Hollowell wakes up at 7 in the morning, leaves the house at around 10 a.m., and goes home around 9 in the evening. In between, he goes from one community program and soup kitchen to another, picking up both meals and education on topics like HIV/AIDS, nutrition and information technology. He likes to read and often scavenges through discarded books from Columbia University for his next tome. He is currently reading a book about race relations.

The system-wide juggling of resources has helped the system accommodate Brown and others who have are struggling because of the recession. As Brown waited for his food at the Salvation Army, he removed a wad of paper from his right ear so that he could hear the receptionist’s questions through the high glass window. He had an ear and sinus infection, and had blocked his ear because “didn’t want it to be contagious.” Wearing a white and red striped baseball cap and matching red and white sneakers, the soft-spoken Brown said, “I was brought up that way. If you need food, you go find it however you can. I ain’t gonna beg out on the street. There’s no reason to be ashamed or embarrassed or anything.” Brown told the receptionist he would come back later that afternoon and hurried off to the rest of his day: a doctor’s appointment for his ear infection at Harlem Hospital down the street and a job search in downtown Manhattan.

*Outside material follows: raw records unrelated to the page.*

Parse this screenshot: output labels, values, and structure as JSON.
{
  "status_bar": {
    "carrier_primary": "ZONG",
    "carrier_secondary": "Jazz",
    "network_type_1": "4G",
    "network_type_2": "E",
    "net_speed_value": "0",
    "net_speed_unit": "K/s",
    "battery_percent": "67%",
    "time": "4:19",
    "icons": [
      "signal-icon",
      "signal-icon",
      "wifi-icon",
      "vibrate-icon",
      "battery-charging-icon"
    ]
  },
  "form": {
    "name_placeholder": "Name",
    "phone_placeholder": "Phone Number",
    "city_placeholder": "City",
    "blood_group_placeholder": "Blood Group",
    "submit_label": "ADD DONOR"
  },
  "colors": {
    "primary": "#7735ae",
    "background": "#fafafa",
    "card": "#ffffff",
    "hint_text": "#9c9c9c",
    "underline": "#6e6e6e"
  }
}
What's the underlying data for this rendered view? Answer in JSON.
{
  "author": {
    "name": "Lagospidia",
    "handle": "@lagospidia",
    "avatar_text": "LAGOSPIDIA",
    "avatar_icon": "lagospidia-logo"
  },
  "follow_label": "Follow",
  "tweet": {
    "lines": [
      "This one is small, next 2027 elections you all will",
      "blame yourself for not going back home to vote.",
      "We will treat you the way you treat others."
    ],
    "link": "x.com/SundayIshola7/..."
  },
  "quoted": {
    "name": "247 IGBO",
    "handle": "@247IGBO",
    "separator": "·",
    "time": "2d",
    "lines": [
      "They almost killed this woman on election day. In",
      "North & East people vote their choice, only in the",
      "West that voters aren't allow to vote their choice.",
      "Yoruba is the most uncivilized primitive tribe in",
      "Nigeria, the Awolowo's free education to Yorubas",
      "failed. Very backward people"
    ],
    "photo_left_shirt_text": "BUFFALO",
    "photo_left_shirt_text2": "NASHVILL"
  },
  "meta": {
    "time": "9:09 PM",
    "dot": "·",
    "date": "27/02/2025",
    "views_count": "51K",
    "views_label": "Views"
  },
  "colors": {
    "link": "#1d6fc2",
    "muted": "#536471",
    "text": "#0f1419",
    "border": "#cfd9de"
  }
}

Social worker Catherine Smith-Lowe observed Brown through the frequently jammed double glass door between the lobby and the front reception area. Smith-Lowe, who usually goes simply by Lowe, runs the nutrition program at the Salvation Army Harlem Temple Corps. She has been facing the same challenges as her counterparts at Iris House. In August, her pantry gave out bags to 100 families, which included 97 children, 190 adults and 110 seniors. Although she did not have last year’s statistics on hand for comparison, she has sensed that there has been a significant increase in food pantry demands in the last year.

Lowe does not expect a reprieve in resource constraints or demand burdens in the near future, especially since the winter holiday seasons are often marked by spiking food requests. Until that reprieve comes, both long term and temporary clients may continue to make do on less food or be turned away at the pantry door.